Patuh dan Rancang Strategi Pemenangan
Jika kader PAN dan Demokrat memilih membelot dari arahan partai di daerah basis lawan, kader PDI Perjuangan memilih sikap sebaliknya. Ini seperti diklaim Ketua DPD PDIP Sumatera Barat Alex Indra Lukman.
Dapil Sumatera Barat sepenuhnya milik Prabowo Subianto. Berdasarkan data Pilpres 2014 yang dirilis KPU, Prabowo memenangkan 998.425 suara atau 75,06 persen di Dapil Sumatera Barat I. Begitu juga di Dapil Sumatera Barat II, Prabowo menang dengan perolehan 799.080 suara atau 79,39 persen.
Alex mengaku tahu betul data tersebut. Dia bertanding di zona merah untuk menjadi caleg DPR RI dari Dapil Sumbar I. Namun, Alex mengklaim tetap akan mengampanyekan dirinya sendiri sekaligus Jokowi-Ma’ruf.
"Adalah kewajiban seluruh kader partai untuk melaksanakan dan mensukseskan keputusan partai," kata Alex kepada reporter Tirto.
Alex sudah jauh hari menganalisis medan perang. Menurutnya tantangan utama bertarung di Sumatera Barat ialah melawan hoaks yang masif dan sistematis. Maka dari itu, dia siap memeranginya dengan data dan fakta hingga pelaporan ke penegak hukum agar tak terulang.
"Ya pasti lebih banyak tantangan bertempur di daerah basis lawan. Untuk itu butuh kerja keras dan kreatifitas serta konsistensi dalam berjuang tanpa harus mengorbankan keputusan partai," ujarnya.
Fakta pembelotan caleg dari partai pengusung Prabowo-Sandiaga memancing komentar dari Koalisi Indonesia Kerja (KIK). Wakil Sekretaris Tim Kampanye Nasional Raja Juli Antoni menilai pembelotan itu merupakan hal wajar lantaran tak ada pembagian kekuasaan yang jelas dalam komposisi pemenangan pasangan calon tersebut.
"Ini menunjukkan koalisi yang rapuh. Semuanya diborong satu partai," kata Raja Juli Antoni di kawasan Menteng, Jakarta Pusat.
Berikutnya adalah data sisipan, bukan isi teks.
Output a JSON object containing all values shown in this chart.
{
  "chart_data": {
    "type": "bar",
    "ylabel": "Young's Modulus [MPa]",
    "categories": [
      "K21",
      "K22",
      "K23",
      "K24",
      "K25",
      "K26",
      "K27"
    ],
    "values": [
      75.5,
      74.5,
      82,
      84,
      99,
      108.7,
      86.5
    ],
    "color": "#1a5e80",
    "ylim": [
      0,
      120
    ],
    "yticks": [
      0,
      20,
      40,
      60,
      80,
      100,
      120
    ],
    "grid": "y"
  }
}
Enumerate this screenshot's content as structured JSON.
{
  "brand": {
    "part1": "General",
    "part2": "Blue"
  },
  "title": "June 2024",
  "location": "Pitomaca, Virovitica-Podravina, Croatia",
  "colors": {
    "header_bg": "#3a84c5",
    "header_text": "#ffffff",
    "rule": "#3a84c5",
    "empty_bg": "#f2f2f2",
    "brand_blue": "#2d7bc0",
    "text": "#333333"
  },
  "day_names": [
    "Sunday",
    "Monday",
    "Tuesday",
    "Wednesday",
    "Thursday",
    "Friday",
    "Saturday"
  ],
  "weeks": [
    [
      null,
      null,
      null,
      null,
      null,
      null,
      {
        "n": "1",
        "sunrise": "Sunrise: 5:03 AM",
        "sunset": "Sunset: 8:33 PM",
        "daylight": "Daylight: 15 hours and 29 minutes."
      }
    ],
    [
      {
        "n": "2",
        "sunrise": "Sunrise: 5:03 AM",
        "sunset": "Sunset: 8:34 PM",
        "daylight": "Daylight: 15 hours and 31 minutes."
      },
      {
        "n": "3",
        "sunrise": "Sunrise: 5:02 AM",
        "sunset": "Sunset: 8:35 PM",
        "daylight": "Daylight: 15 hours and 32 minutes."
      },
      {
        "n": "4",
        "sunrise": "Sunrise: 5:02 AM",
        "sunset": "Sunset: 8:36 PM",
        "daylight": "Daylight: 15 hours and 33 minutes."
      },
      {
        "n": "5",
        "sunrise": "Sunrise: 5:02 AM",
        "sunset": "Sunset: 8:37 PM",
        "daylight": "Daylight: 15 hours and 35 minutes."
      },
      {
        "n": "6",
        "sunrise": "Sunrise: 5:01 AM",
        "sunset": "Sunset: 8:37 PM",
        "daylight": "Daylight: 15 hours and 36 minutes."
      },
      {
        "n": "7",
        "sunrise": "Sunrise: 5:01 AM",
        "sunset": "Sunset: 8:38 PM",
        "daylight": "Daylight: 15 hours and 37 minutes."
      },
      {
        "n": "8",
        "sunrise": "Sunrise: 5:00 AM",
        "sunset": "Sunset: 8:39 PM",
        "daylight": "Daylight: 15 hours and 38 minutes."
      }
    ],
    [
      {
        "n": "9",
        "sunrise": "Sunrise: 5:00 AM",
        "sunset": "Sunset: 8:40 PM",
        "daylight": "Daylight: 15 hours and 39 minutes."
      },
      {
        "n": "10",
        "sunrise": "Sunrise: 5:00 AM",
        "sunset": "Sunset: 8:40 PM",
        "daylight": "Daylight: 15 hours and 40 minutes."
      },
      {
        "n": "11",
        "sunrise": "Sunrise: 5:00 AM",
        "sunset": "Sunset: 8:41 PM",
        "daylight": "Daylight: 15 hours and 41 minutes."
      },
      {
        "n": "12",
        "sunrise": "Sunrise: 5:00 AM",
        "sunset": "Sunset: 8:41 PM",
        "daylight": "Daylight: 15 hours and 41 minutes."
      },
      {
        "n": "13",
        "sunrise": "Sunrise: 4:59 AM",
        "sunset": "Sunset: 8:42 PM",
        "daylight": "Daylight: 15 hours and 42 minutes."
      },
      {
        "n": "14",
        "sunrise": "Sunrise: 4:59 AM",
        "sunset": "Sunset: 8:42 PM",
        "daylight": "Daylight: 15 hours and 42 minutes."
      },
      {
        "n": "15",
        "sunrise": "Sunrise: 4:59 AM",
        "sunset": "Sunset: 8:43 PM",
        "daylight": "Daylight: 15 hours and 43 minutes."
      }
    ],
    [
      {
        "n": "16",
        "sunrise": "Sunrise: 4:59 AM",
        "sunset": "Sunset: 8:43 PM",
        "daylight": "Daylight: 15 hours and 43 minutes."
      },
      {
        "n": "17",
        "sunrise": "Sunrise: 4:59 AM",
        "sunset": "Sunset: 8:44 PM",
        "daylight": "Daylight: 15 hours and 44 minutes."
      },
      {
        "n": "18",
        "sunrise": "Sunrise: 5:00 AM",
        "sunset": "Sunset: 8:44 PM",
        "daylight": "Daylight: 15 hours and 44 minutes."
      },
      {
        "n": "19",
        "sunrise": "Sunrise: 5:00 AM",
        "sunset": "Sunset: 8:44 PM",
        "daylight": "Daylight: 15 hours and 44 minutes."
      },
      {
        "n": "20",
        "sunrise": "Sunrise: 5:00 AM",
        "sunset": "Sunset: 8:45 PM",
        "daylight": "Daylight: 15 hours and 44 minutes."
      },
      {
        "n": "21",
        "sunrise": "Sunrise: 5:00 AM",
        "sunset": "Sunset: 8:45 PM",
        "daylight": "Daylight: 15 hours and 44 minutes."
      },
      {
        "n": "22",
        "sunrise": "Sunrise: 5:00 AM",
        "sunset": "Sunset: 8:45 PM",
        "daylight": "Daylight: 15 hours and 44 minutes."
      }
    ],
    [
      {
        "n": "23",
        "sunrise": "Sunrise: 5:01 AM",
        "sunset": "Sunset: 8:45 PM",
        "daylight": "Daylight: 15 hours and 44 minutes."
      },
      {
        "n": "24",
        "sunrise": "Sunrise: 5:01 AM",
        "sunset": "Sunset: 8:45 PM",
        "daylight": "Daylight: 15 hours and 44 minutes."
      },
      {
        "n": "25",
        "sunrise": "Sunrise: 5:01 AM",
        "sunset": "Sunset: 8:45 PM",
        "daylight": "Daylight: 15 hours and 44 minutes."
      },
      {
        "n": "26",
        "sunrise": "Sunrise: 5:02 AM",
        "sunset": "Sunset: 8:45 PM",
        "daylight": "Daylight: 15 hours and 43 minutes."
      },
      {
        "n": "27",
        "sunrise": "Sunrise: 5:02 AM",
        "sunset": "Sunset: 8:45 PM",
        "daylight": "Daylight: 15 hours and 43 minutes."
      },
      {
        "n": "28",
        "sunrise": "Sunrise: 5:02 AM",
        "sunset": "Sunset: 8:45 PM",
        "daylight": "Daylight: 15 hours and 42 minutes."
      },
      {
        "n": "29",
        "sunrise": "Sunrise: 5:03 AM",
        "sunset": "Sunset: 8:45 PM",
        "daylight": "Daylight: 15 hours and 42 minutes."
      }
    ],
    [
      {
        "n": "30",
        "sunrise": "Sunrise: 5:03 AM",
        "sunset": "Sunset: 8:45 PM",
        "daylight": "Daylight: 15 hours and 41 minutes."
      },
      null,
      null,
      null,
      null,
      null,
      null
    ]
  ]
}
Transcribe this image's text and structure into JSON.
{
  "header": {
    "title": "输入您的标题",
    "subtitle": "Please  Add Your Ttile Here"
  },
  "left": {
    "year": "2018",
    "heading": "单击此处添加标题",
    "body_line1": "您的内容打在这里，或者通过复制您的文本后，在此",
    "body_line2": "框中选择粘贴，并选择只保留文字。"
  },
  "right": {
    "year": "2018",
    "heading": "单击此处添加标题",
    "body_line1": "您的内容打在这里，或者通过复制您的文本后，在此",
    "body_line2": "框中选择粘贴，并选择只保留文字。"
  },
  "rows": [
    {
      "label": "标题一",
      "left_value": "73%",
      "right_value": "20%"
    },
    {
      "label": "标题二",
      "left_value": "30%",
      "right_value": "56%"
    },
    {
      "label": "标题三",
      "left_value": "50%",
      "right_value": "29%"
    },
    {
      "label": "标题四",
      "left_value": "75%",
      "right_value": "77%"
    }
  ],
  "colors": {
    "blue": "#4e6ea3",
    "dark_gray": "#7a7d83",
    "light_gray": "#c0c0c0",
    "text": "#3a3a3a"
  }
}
Sementara itu, Sekretaris TKN Hasto Kristiyanto mengklaim caleg dari partai pendukung Jokowi-Ma'ruf solid mendukung kandidat yang mereka usung. Alasannya, kata Hasto, semua parpol pendukung Jokowi-Ma'ruf sudah dilibatkan dalam struktur TKN pasangan itu.
"Kami menempatkan seluruh caleg itu sebagai juru kampanye dari tingkat nasional, provinsi dan kabupaten kota," lanjut Hasto. "Kami juga terus lakukan komunikasi politik sehingga bagi kami seluruh caleg, kepala daerah, dan kader partai bergerak aktif dalam memberikan dukungan."
Mengapa Caleg Enggan Promosikan Capres-Cawapres?
Peneliti politik dari Lembaga Ilmu Pengetahuan Indonesia (LIPI) Sandra Luky menganggap, pembelotan kader partai pengusung Prabowo-Sandiaga terjadi karena capres dan cawapres yang mereka dukung tidak berasal dari partainya sendiri.
"Idealnya sistem pemilu serentak tidak perlu mensyaratkan presidential threshold supaya masing-masing partai memiliki calon presidennya sendiri. Dengan ini, maka efek ekor jas [coattail effect] akan bekerja lebih efektif," kata Luky kepada reporter Tirto.
Luky berpendapat, fokus para caleg untuk memenangkan pileg daripada pilpres adalah pilihan yang masuk akal. Sebabnya, syarat untuk bisa menjadi anggota parlemen di Pemilu 2019 lebih berat dibanding pemilu sebelumnya. Saat ini, ambang batas suara (parliamentary threshold) agar parpol dapat mengirim anggotanya ke kursi wakil rakyat adalah 4 persen. Pada Pemilu Legislatif 2014, ambang batas suara yang berlaku adalah 3,5 persen.
"Ini tentu tidak mudah bagi sebagian besar partai yang selama ini perolehan suaranya masih fluktuatif dari pemilu ke pemilu," tuturnya.
Alumni Universitas Airlangga itu juga menuturkan, caleg pantas berkonsentrasi memenangkan pileg, lantaran mereka harus bersaing ketat dengan sesama calon wakil rakyat, bahkan dari partainya sendiri.
"Capres dan cawapres hanya dirasa lebih menjual oleh caleg yang berasal dari parpol yang sama dengan capres-cawapres tersebut," ujar pungkasnya.